G20 to Boost Their Tracking of Crypto Users
Asked about proper taxation of cryptocurrencies, Walker says she is still not sure crypto will be treated differently for tax purposes – “but I think we can expect the G20 countries to bolster their tracking of cryptocurrency users to better capture individuals who attempt to escape paying taxes.”
The Office of Economic and Cooperative Development (OECD) has been researching blockchain technology and cryptocurrency issues specifically for some time now and, this year began developing a global framework for tax reporting amongst member countries. This framework will likely be released later this year and within 2-5 years we can expect that about 200 countries will require exchanges and other businesses to report crypto-related transactions via the Common Reporting Standard (CRS). The CRS is an existing tax reporting regime that Financial Institutions and Insurers are already subject to related to financial services payments.
Form 1099-B for Crypto Transactions
Walker stresses that similarly, in the U.S., the IRS is drafting regulations under IRC 6045 which is generally where the Form 1099-B reporting requirements originate from for financial institutions to report securities and commodities related transactions.
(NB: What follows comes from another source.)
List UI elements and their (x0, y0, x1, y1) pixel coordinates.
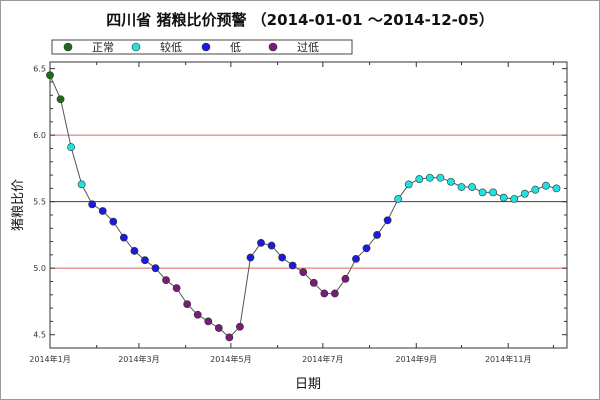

“So bottom line – within the next couple of years exchanges will be required to report Form 1099-B for crypto transactions.”
Walker states that the best thing the IRS and other tax agencies can do is to more clearly explain to crypto investors and exchanges how to report gains and losses.
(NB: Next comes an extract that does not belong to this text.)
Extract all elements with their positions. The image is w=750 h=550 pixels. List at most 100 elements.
“Crypto is a complicated economy – it’s not just gaining $100 by buying and selling Bitcoin. As a virtual currency becomes more mainstream, more goods and services are becoming available for sale via crypto, which constitutes a taxable event under IRS regulations. Other assets, like staking rewards, wallet-to-wallet transfers and hard forks and airdrops are all under the spotlight right now by the IRS.”
Walker also thinks that the biggest changes we can expect are the forms in which investors report their gains and losses to the IRS.
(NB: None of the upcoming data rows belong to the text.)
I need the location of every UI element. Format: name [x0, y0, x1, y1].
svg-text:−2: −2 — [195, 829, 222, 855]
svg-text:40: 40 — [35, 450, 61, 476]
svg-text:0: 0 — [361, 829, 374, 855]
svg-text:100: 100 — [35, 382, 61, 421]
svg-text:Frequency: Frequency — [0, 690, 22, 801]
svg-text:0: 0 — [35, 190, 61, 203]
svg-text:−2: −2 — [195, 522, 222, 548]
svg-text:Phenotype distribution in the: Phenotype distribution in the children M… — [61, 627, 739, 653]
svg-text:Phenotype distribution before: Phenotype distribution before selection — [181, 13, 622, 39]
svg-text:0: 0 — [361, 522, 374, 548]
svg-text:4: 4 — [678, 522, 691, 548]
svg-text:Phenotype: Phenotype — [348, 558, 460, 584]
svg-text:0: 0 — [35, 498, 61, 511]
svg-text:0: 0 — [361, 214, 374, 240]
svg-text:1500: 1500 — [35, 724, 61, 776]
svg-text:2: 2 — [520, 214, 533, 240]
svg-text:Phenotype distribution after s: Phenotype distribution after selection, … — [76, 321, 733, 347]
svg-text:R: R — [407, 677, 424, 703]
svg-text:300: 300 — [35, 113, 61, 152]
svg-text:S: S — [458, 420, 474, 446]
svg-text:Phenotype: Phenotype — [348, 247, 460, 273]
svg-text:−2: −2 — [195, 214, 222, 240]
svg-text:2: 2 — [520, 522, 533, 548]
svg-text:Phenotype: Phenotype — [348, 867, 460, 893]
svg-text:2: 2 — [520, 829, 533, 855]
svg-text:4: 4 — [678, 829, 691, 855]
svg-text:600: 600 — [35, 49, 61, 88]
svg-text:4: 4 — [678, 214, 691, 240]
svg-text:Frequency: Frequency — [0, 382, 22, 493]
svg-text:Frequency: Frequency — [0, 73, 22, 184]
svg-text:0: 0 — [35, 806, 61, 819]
“I believe providing a 1099-K (as some crypto exchanges do) is not an accurate way to report taxable income because it only represents part of the picture for the crypto taxpayer. Rather, crypto businesses need to report that data via a 1099-B so that the cost basis is reflected properly (i.e. If I purchase 0.1 Bitcoin for $500 on Gemini and then send it over to Kraken, Kraken has no way of knowing that the 0.1 Bitcoin that appeared in my Kraken wallet cost me $500 to obtain. Kraken does not know my cost basis.).
This detail allows the crypto investor to correctly calculate gains and losses via Form 8949 and it gives the IRS line of sight into all of the details to substantiate the income and deductions on that taxpayers’ return. This is the transparency that the IRS and the taxpayer need in order to minimize auditing and fines.”
It’s Undue Burden on Investors to Manually Calculate Their Assets
Walker also adds that there are many nuances to the taxation of crypto – and it’s really an undue burden on investors to be expected to manually calculate all of their assets from the year prior. In the traditional financial markets, investors are accustomed to receiving Forms 1099-B and detailed transaction information so that they can properly prepare their income taxes and avoid the hassle of receiving letters, like the ones so many crypto investors received again this month from the IRS.
“While crypto is still the preferred avenue for those looking for alternative investments, it’s popularity has put it under the spotlight of tax agencies around the world. But with that oversight, it’s also the responsibility of these agencies to provide clear-cut guidance on how hodlers report their gains and losses so that governments can begin to accurately capture the much-needed revenue,” concluded she.